Too true, especially when significant change and more than 200 no doubt strong-willed businesses are involved.

But Lloyd is clear about her ambitions for the market that she and her team have worked hard to take forward. The plans for the site will be finalised within the next 18 months and beyond then, traders will be able to see the physical fruits of the project once construction gets underway.

“The experience of the last five years is that once you have had any involvement with a market, it tends to get under your skin,” she says. “I don’t know how long I’ll continue here at NCGM, but I am committed to making sure that this project is a success. I want to be able to go past on the train and say, ‘I did that’.”

CGMA’S CHIEF EXECUTIVE TALKS MUSIC AND COFFEE

Sorry Jan, we had to ask - what is in your CD collection?

A very eclectic mix of pop, classical, jazz, country and folk, probably slightly over-represented in the choral section - I have always liked to sing in a choir, particularly for the classic choral works.

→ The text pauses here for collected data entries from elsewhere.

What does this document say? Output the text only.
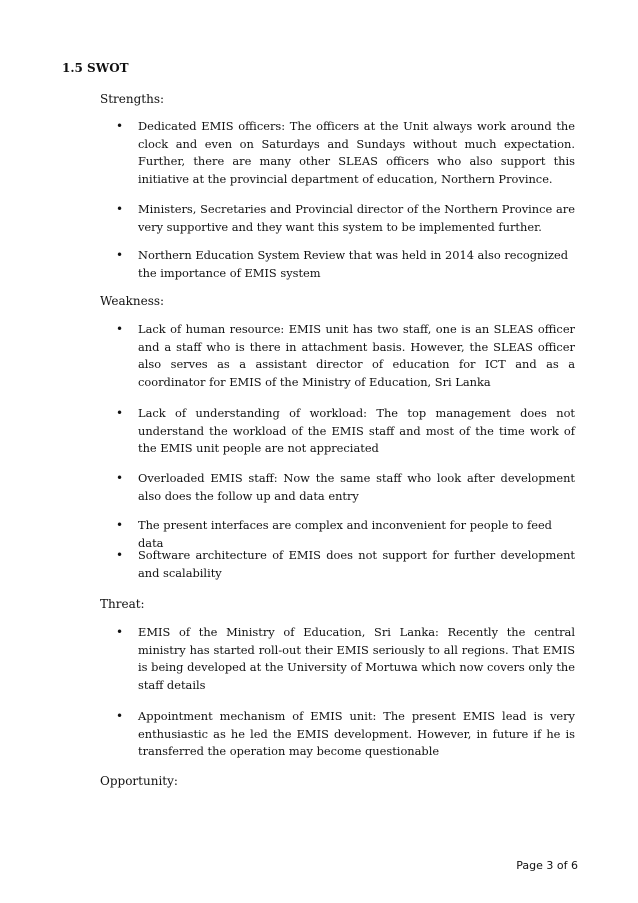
1.5 SWOT
Strengths:
• Dedicated EMIS officers: The officers at the Unit always work around the clock and even on Saturdays and Sundays without much expectation. Further, there are many other SLEAS officers who also support this initiative at the provincial department of education, Northern Province.
• Ministers, Secretaries and Provincial director of the Northern Province are very supportive and they want this system to be implemented further.
• Northern Education System Review that was held in 2014 also recognized the importance of EMIS system
Weakness:
• Lack of human resource: EMIS unit has two staff, one is an SLEAS officer and a staff who is there in attachment basis. However, the SLEAS officer also serves as a assistant director of education for ICT and as a coordinator for EMIS of the Ministry of Education, Sri Lanka
• Lack of understanding of workload: The top management does not understand the workload of the EMIS staff and most of the time work of the EMIS unit people are not appreciated
• Overloaded EMIS staff: Now the same staff who look after development also does the follow up and data entry
• The present interfaces are complex and inconvenient for people to feed data
• Software architecture of EMIS does not support for further development and scalability
Threat:
• EMIS of the Ministry of Education, Sri Lanka: Recently the central ministry has started roll-out their EMIS seriously to all regions. That EMIS is being developed at the University of Mortuwa which now covers only the staff details
• Appointment mechanism of EMIS unit: The present EMIS lead is very enthusiastic as he led the EMIS development. However, in future if he is transferred the operation may become questionable
Opportunity:
Page 3 of 6
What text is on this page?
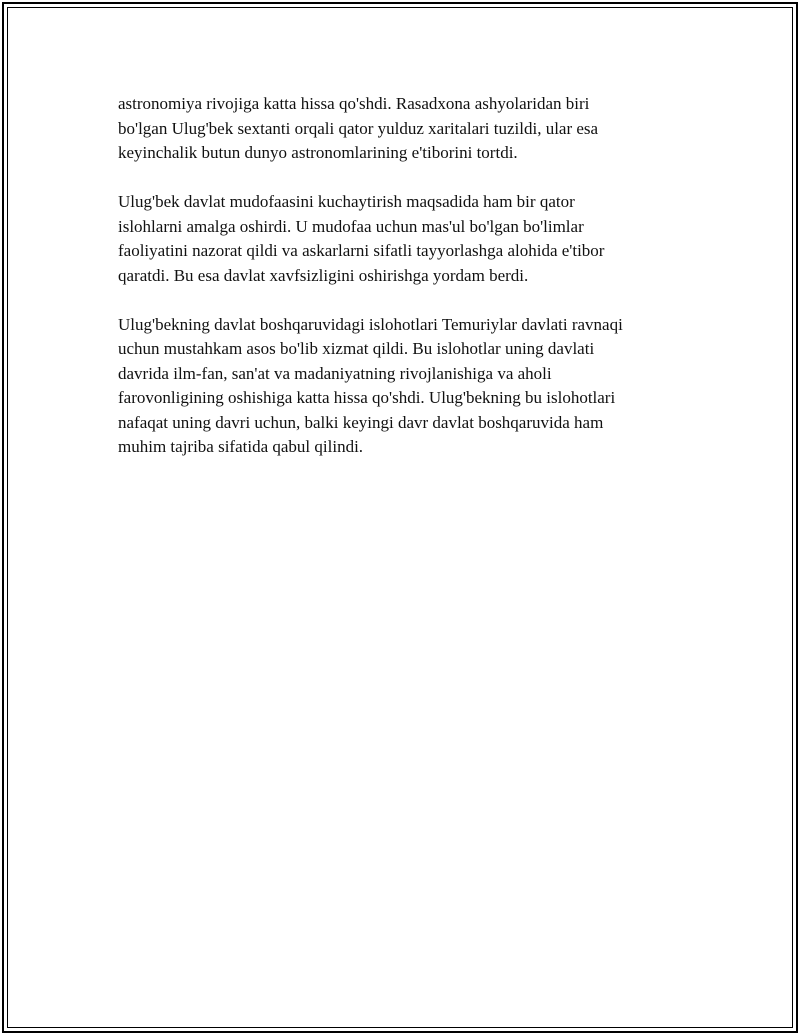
astronomiya rivojiga katta hissa qo'shdi. Rasadxona ashyolaridan biri
bo'lgan Ulug'bek sextanti orqali qator yulduz xaritalari tuzildi, ular esa
keyinchalik butun dunyo astronomlarining e'tiborini tortdi.

Ulug'bek davlat mudofaasini kuchaytirish maqsadida ham bir qator
islohlarni amalga oshirdi. U mudofaa uchun mas'ul bo'lgan bo'limlar
faoliyatini nazorat qildi va askarlarni sifatli tayyorlashga alohida e'tibor
qaratdi. Bu esa davlat xavfsizligini oshirishga yordam berdi.

Ulug'bekning davlat boshqaruvidagi islohotlari Temuriylar davlati ravnaqi
uchun mustahkam asos bo'lib xizmat qildi. Bu islohotlar uning davlati
davrida ilm-fan, san'at va madaniyatning rivojlanishiga va aholi
farovonligining oshishiga katta hissa qo'shdi. Ulug'bekning bu islohotlari
nafaqat uning davri uchun, balki keyingi davr davlat boshqaruvida ham
muhim tajriba sifatida qabul qilindi.
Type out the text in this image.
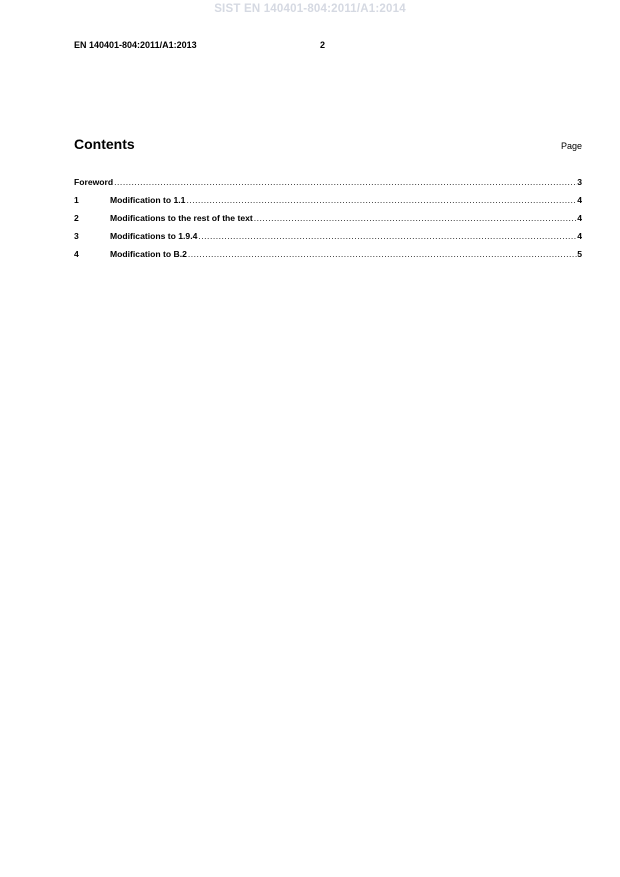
SIST EN 140401-804:2011/A1:2014
EN 140401-804:2011/A1:2013	2
Contents	Page
Foreword .....	3
1	Modification to 1.1 .....	4
2	Modifications to the rest of the text .....	4
3	Modifications to 1.9.4 .....	4
4	Modification to B.2 .....	5
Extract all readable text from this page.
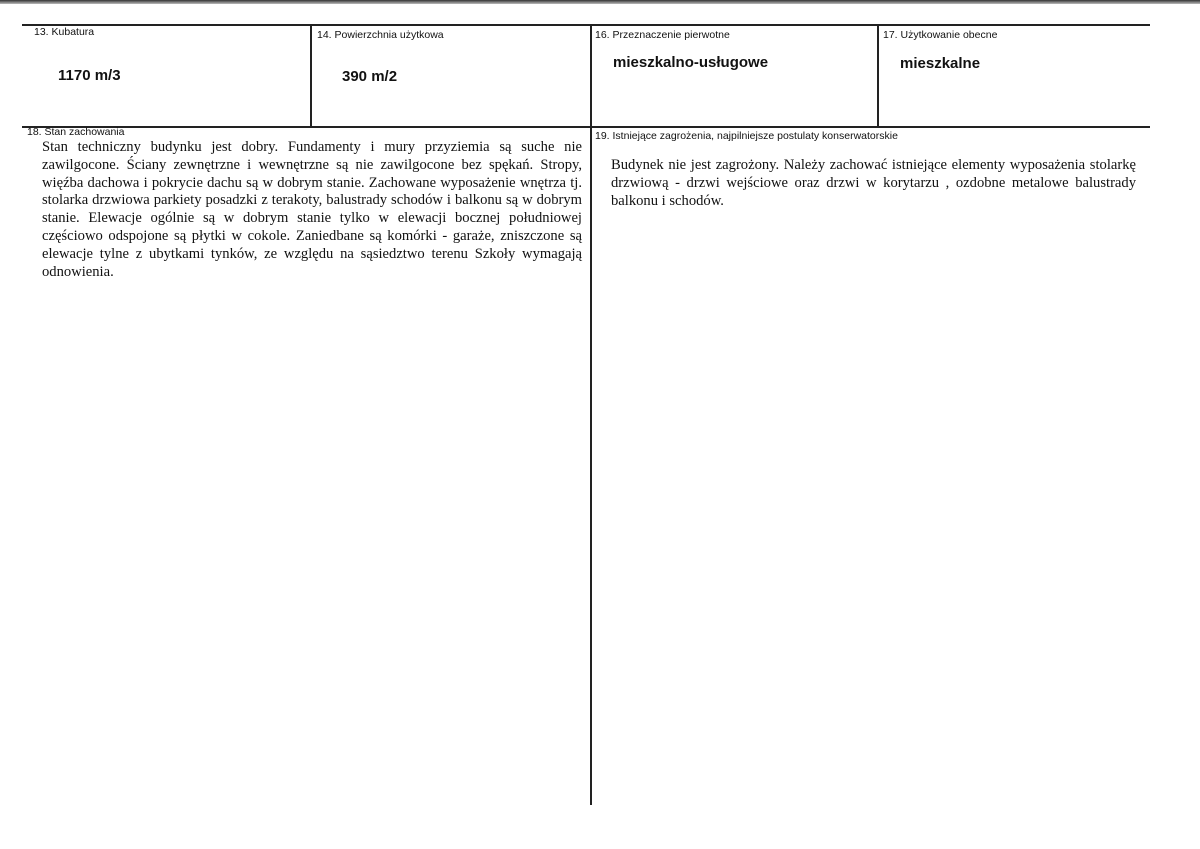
13. Kubatura
1170 m/3
14. Powierzchnia użytkowa
390 m/2
16. Przeznaczenie pierwotne
mieszkalno-usługowe
17. Użytkowanie obecne
mieszkalne
18. Stan zachowania
Stan techniczny budynku jest dobry. Fundamenty i mury przyziemia są suche nie zawilgocone. Ściany zewnętrzne i wewnętrzne są nie zawilgocone bez spękań. Stropy, więźba dachowa i pokrycie dachu są w dobrym stanie. Zachowane wyposażenie wnętrza tj. stolarka drzwiowa parkiety posadzki z terakoty, balustrady schodów i balkonu są w dobrym stanie. Elewacje ogólnie są w dobrym stanie tylko w elewacji bocznej południowej częściowo odspojone są płytki w cokole. Zaniedbane są komórki - garaże, zniszczone są elewacje tylne z ubytkami tynków, ze względu na sąsiedztwo terenu Szkoły wymagają odnowienia.
19. Istniejące zagrożenia, najpilniejsze postulaty konserwatorskie
Budynek nie jest zagrożony. Należy zachować istniejące elementy wyposażenia stolarkę drzwiową - drzwi wejściowe oraz drzwi w korytarzu , ozdobne metalowe balustrady balkonu i schodów.
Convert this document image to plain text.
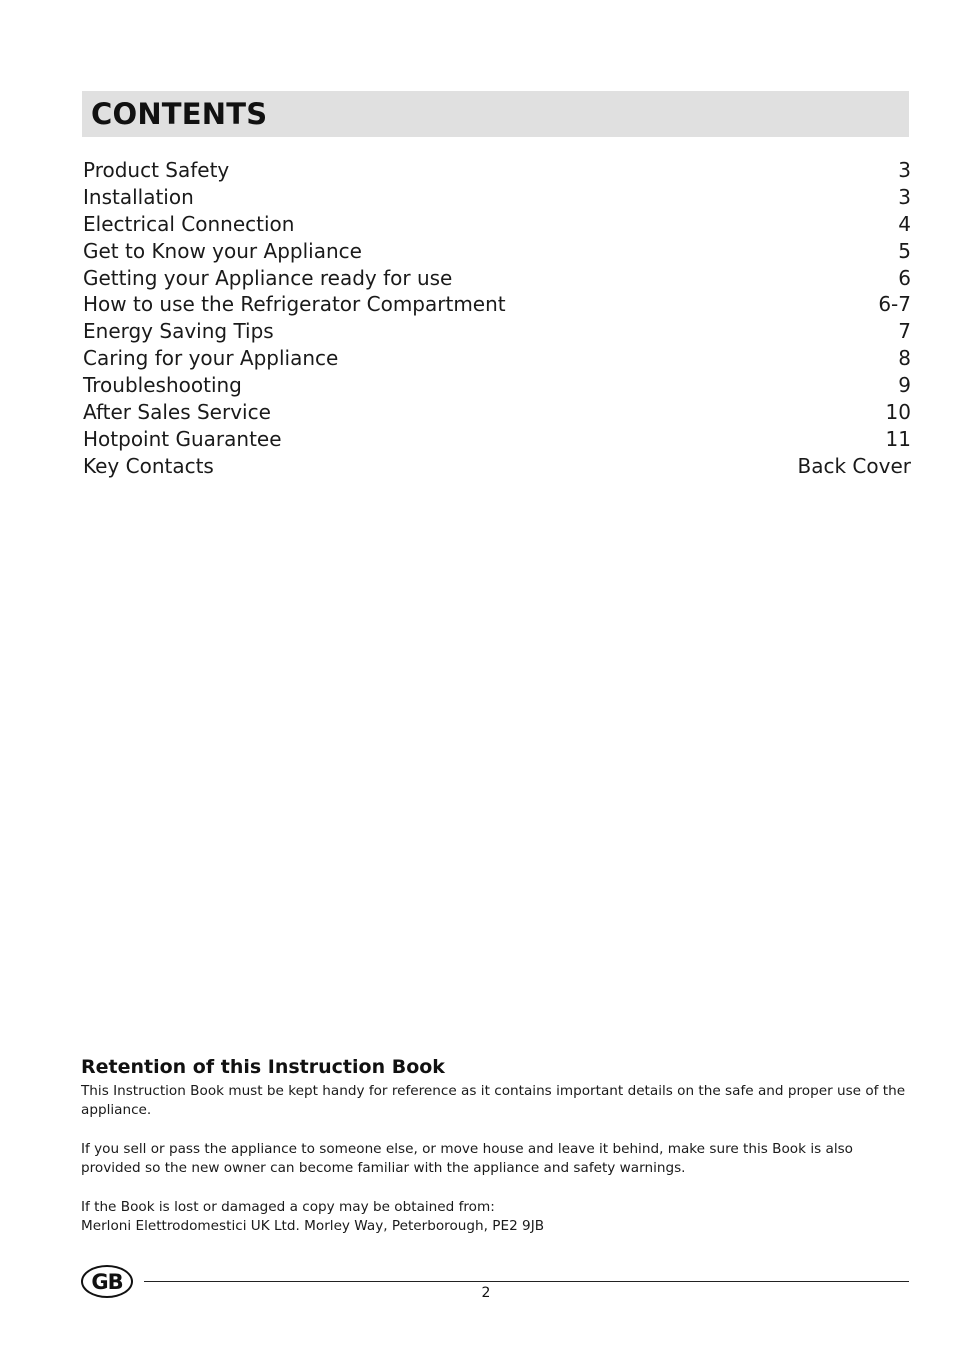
CONTENTS
Product Safety	3
Installation	3
Electrical Connection	4
Get to Know your Appliance	5
Getting your Appliance ready for use	6
How to use the Refrigerator Compartment	6-7
Energy Saving Tips	7
Caring for your Appliance	8
Troubleshooting	9
After Sales Service	10
Hotpoint Guarantee	11
Key Contacts	Back Cover
Retention of this Instruction Book

This Instruction Book must be kept handy for reference as it contains important details on the safe and proper use of the appliance.

If you sell or pass the appliance to someone else, or move house and leave it behind, make sure this Book is also provided so the new owner can become familiar with the appliance and safety warnings.

If the Book is lost or damaged a copy may be obtained from:
Merloni Elettrodomestici UK Ltd. Morley Way, Peterborough, PE2 9JB

GB	2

If you were on a desert island, what three things would you take with you?

An electronic book with direct downloads from the internet - I read a huge amount - as well as an inexhaustible supply of fresh coffee (I am an addict) and photographs of my family; hopefully, those ones from Harry Potter that move and wave.

Describe yourself in three words.

Dynamic, firm but fair and articulate (okay, we’ll give her five).

If you were a fruit or vegetable, what would you be and why?

A potato - durable, satisfying and very versatile!